Your argument is that colleges are failing to educate students? I only skimmed the links, but it seems resources were available and students just didn’t access them. Maybe you are trying to figure out how to create conscientious students?
I’m afraid we have basic philosophical differences. I don’t see education as a competition to get as far up the pecking order as possible, but rather to create good neighbors, citizens, and individuals who have the potential to put some good out into the universe. And it just makes life more interesting and worth living. Getting into college or getting a job is a side effect, not the goal.

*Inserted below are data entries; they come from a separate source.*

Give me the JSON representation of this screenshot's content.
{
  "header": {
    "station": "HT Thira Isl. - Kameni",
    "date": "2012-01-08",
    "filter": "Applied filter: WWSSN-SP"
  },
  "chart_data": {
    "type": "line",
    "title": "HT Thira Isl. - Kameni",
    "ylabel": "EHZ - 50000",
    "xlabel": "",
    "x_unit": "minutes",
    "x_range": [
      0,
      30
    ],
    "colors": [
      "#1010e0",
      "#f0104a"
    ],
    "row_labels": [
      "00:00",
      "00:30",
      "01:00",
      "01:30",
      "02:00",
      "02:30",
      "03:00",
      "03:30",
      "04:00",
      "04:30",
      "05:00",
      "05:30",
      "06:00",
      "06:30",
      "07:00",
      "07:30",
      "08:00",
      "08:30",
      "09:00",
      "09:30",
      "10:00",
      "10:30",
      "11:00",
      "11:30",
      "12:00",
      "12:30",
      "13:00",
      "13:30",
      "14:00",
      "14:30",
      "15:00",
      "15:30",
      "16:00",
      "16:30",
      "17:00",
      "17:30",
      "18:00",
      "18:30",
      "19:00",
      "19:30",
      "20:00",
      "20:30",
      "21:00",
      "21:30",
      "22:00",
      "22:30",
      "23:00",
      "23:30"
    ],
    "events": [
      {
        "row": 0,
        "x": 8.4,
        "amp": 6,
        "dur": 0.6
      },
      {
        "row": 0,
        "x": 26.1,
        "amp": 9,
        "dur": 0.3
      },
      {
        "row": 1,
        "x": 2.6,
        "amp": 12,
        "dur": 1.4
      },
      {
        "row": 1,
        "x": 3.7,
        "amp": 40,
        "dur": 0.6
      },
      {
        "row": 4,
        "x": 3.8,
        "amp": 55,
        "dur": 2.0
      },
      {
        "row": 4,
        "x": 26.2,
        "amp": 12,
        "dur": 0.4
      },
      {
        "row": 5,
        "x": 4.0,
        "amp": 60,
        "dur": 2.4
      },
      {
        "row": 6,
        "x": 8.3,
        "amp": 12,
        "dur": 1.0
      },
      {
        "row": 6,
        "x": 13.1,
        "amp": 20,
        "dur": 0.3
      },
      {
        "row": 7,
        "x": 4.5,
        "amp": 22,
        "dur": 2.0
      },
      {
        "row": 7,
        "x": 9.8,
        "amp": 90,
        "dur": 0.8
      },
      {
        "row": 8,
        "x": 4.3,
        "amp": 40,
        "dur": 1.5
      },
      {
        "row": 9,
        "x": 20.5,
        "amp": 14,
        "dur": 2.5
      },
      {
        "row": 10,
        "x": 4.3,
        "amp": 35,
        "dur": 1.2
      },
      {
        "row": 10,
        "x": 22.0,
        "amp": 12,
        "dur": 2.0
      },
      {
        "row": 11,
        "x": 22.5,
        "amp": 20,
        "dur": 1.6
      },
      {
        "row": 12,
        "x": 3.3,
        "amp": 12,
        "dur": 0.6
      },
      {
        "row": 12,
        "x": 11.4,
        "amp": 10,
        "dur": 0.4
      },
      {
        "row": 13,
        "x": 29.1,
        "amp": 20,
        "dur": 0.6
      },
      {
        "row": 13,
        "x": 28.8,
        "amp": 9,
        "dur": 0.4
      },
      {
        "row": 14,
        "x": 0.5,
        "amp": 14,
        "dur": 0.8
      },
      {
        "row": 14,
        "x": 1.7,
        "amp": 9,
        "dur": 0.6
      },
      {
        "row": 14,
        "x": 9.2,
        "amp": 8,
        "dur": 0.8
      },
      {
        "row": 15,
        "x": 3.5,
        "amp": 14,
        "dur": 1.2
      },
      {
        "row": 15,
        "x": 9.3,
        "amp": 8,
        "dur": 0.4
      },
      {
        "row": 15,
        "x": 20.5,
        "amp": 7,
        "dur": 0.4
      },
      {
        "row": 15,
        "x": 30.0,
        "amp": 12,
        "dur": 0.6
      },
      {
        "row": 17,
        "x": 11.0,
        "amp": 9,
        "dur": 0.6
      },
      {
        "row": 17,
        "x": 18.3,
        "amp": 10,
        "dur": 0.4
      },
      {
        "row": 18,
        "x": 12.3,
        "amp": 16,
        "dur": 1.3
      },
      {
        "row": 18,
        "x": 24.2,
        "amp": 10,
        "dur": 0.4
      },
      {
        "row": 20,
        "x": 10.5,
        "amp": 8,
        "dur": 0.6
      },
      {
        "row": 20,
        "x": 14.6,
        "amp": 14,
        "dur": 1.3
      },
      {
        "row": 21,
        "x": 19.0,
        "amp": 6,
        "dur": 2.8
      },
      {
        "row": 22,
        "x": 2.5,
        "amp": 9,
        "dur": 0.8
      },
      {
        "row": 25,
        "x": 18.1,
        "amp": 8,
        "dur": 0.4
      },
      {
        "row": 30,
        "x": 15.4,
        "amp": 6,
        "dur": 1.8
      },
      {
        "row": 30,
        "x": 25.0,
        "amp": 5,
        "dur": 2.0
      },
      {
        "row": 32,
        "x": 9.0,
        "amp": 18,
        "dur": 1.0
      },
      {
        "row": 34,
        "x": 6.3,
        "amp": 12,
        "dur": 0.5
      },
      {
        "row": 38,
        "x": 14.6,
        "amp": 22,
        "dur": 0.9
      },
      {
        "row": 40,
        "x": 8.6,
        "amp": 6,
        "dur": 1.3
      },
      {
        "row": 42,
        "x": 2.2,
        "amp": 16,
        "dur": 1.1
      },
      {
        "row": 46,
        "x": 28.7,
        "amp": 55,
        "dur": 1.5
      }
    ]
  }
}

I also don’t think it is possible to force people to be conscientious about their studies. It is possible to create an educational environment for children that provides opportunities and facilitates growth, but encourages children to be as self-directed as possible. It is much more difficult to create an environment where children learn music because they want to acquire mastery for their own self-satisfaction than to insist on a certain number of hours practice a day. I believe children educated the first way have a greater potential to be conscientious students.
In my world, by the time a student gets to high school or college that student can identify educational goals and figure out how to accomplish those goals. They may need to consult adults but they are pretty much taking responsibility. If they want to work for a consulting firm, go to law school, med school, grad school, act or paint or write, they seek out the opportunities needed to reach that goal. And they are pretty successful in achieving goals.
Of course, this is a pretty privileged view of education, the view of the “dreamers” Coates describes in Between the World and Me. I am not sure it is relevant for the students profiled in Paying for the Party or the women in Unfinished Business by Anne Marie Slaughter, dealing with “sticky floors,” and I’ve been thinking a lot about that lately. However, when you talk about best practices at top consulting firms, I don’t think you are really considering those individuals either, though perhaps I am completely wrong about that.